Early prediction of clinical response in first episode schizophrenia (FES) patients receiving olanzapine

Abstract
Background: At present, schizophrenia guidelines recommend waiting for 8 weeks before considering a patient as non-responder. This study aims to detect the optimal early response threshold that best predict the final outcome of olanzapine. Methods: The study was conducted for 8-week, four points follow up (week 2,3,4, and 8) prospective observational study. A reduction of 20, 25, 30% in Positive and Negative Syndrome Scale (PANSS) score from the base line at week 2,3, and 4 respectively were considered as early response. A reduction of 50% at week 8 was considered as responders. Receiver Operating Characteristics (ROC) curves were performed to detect the optimal threshold.

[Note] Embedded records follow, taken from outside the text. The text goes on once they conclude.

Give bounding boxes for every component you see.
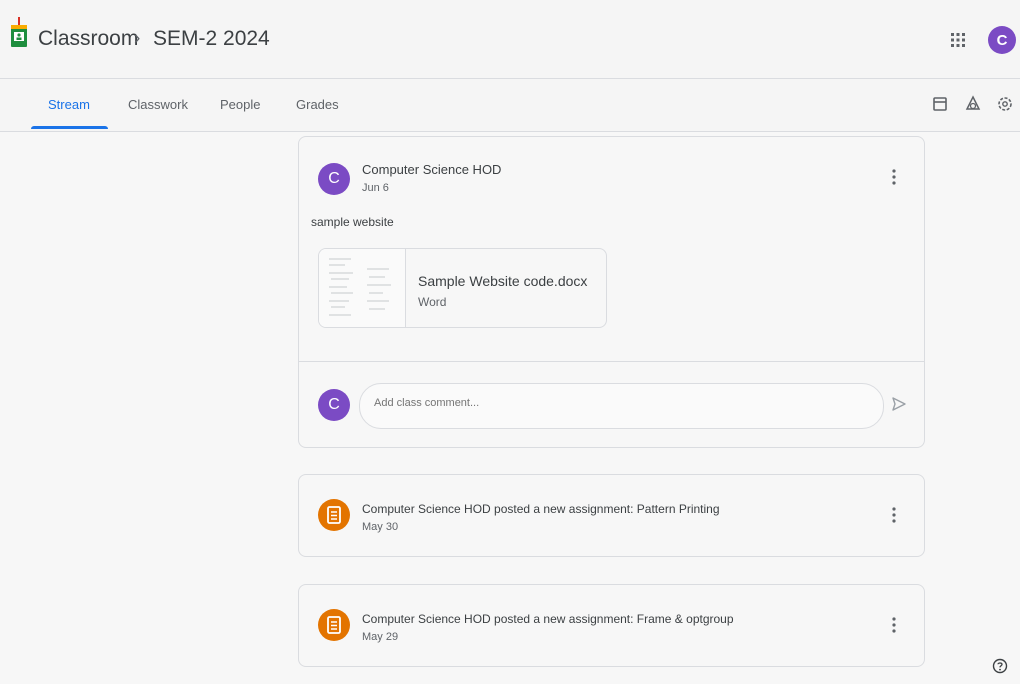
announcement-card: C Computer Science HOD Jun 6 sample webs… [298, 136, 925, 448]
class-name[interactable]: SEM-2 2024 [153, 27, 270, 51]
tab-people[interactable]: People [220, 97, 260, 112]
help-icon[interactable] [992, 658, 1008, 674]
more-vert-icon[interactable] [891, 616, 897, 634]
assignment-title[interactable]: Computer Science HOD posted a new assign… [362, 612, 734, 626]
apps-grid-icon[interactable] [948, 30, 968, 50]
class-comment-input[interactable] [372, 396, 866, 410]
assignment-icon [327, 616, 341, 634]
settings-icon[interactable] [996, 95, 1014, 113]
tab-grades[interactable]: Grades [296, 97, 339, 112]
card-divider [299, 361, 924, 362]
attachment-title[interactable]: Sample Website code.docx [418, 273, 587, 289]
more-vert-icon[interactable] [891, 506, 897, 524]
account-avatar[interactable]: C [988, 26, 1016, 54]
post-text: sample website [311, 215, 394, 229]
assignment-avatar [318, 609, 350, 641]
attachment-type: Word [418, 295, 447, 309]
assignment-title[interactable]: Computer Science HOD posted a new assign… [362, 502, 720, 516]
author-avatar: C [318, 163, 350, 195]
top-app-bar: Classroom › SEM-2 2024 C [0, 0, 1020, 79]
active-tab-indicator [31, 126, 108, 129]
assignment-date: May 29 [362, 631, 399, 643]
breadcrumb-separator: › [134, 28, 141, 49]
attachment-card[interactable]: Sample Website code.docx Word [318, 248, 607, 328]
document-thumbnail [319, 249, 406, 327]
assignment-date: May 30 [362, 521, 399, 533]
assignment-card[interactable]: Computer Science HOD posted a new assign… [298, 584, 925, 667]
assignment-icon [327, 506, 341, 524]
tab-classwork[interactable]: Classwork [128, 97, 188, 112]
tab-stream[interactable]: Stream [48, 97, 90, 112]
assignment-avatar [318, 499, 350, 531]
calendar-icon[interactable] [931, 95, 949, 113]
commenter-avatar: C [318, 389, 350, 421]
post-date: Jun 6 [362, 182, 389, 194]
send-icon[interactable] [890, 395, 908, 413]
tab-bar: Stream Classwork People Grades [0, 79, 1020, 132]
app-title[interactable]: Classroom [38, 27, 138, 51]
drive-folder-icon[interactable] [964, 95, 982, 113]
comment-box[interactable] [359, 383, 884, 429]
more-vert-icon[interactable] [891, 168, 897, 186]
post-author: Computer Science HOD [362, 162, 502, 177]
classroom-logo-icon[interactable] [10, 17, 28, 47]
assignment-card[interactable]: Computer Science HOD posted a new assign… [298, 474, 925, 557]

Results: Mean total baseline PANSS score was 106.66(95% CI; 100.4, 112.9). Week 2 (AUC = 50.5%, p > 0.964) and week 3 (AUC = 64.9, p > 0.13) responses failed to predict the 8th week response. Week 4 response (AUC = 92%, p < 0.001) can be taken for the prediction of 8th week response (specificity = 72%, sensitivity = 100%, Positive Predictive Value = 61.1%, Negative Predictive Value = 100% and Optimum Early Response (OER) = 29.4%). 25 patients (69%) achieved more than 50% reduction (responders) in PANSS score after 8 weeks of treatment. Conclusions: Our study suggests that patients with early response at week 4 are likely to achieve positive response after 8 weeks. This may help in appropriate clinical decision making for early non-responders.